Bobby shook his head. “You showed so good the managers ain't keen on throwing their kids in with you. Before, they figured you were a sure win and exercise for their boys.” That same afternoon, over a drink in the Between Rounds, when Tommy complained about lack of bouts to a ranking feather-weight, the other fighter had asked, “What are you hissing and moaning about? You had five or seven bouts the last year. Sure, they were all emergency fights, but take me—rusty as an old gate—haven't had a bout in over ten months.”
Tommy was startled to realize that even with his half a dozen fights he hadn't made five hundred for the year. If the thought of the fight game really being done disturbed him, Walt's constant snooping also annoyed Tommy. He was afraid the detective might come up with the true answer. They still hadn't proof of anything—yet.

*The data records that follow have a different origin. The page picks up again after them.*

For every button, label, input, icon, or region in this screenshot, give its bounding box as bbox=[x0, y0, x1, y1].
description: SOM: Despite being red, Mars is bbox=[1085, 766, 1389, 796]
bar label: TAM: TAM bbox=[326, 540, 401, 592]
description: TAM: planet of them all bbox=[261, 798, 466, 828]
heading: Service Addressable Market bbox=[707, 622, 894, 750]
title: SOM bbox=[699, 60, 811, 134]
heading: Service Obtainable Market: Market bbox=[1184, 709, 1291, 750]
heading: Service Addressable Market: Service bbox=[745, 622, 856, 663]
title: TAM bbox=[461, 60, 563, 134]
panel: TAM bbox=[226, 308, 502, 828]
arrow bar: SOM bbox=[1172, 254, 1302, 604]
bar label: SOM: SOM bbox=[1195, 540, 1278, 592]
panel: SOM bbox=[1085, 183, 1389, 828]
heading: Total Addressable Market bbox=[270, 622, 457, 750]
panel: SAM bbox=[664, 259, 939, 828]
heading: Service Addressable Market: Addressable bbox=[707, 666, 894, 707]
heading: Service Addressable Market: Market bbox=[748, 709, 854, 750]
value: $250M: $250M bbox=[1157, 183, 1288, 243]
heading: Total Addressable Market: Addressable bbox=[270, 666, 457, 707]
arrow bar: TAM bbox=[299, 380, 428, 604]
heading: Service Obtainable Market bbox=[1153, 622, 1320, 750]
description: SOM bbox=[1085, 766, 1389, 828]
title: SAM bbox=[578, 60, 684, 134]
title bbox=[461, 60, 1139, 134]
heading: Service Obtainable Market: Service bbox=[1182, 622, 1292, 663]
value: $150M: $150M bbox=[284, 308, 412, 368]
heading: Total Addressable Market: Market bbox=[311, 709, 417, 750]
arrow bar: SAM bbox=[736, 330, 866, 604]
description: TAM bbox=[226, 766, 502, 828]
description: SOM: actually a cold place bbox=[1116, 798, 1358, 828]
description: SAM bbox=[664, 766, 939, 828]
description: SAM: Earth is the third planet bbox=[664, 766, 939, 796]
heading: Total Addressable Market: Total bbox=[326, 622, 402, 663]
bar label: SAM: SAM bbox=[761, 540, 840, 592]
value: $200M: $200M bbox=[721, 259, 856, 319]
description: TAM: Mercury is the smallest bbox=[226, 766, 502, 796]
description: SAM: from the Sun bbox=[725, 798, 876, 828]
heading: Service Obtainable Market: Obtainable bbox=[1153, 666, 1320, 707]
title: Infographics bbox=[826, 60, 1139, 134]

Alvin found out the pug killed by this Harold Barry had been insured for five grand. The beneficiary was one Samuel Smith, and who he was nobody knew. Alvin was certain he could rum up other ring deaths at the fists of Barry.
All this made Tommy uneasy. Some days Tommy was sure Walt and Alvin were ruining his chances with their snooping, telling him to cancel the policy. On other days, like tonight, Tommy felt as if his Irish luck was dead; if Arno wasn't actually planning on murdering him, he was merely a bungling rich man incapable of ever getting Jake or Tommy a big payday.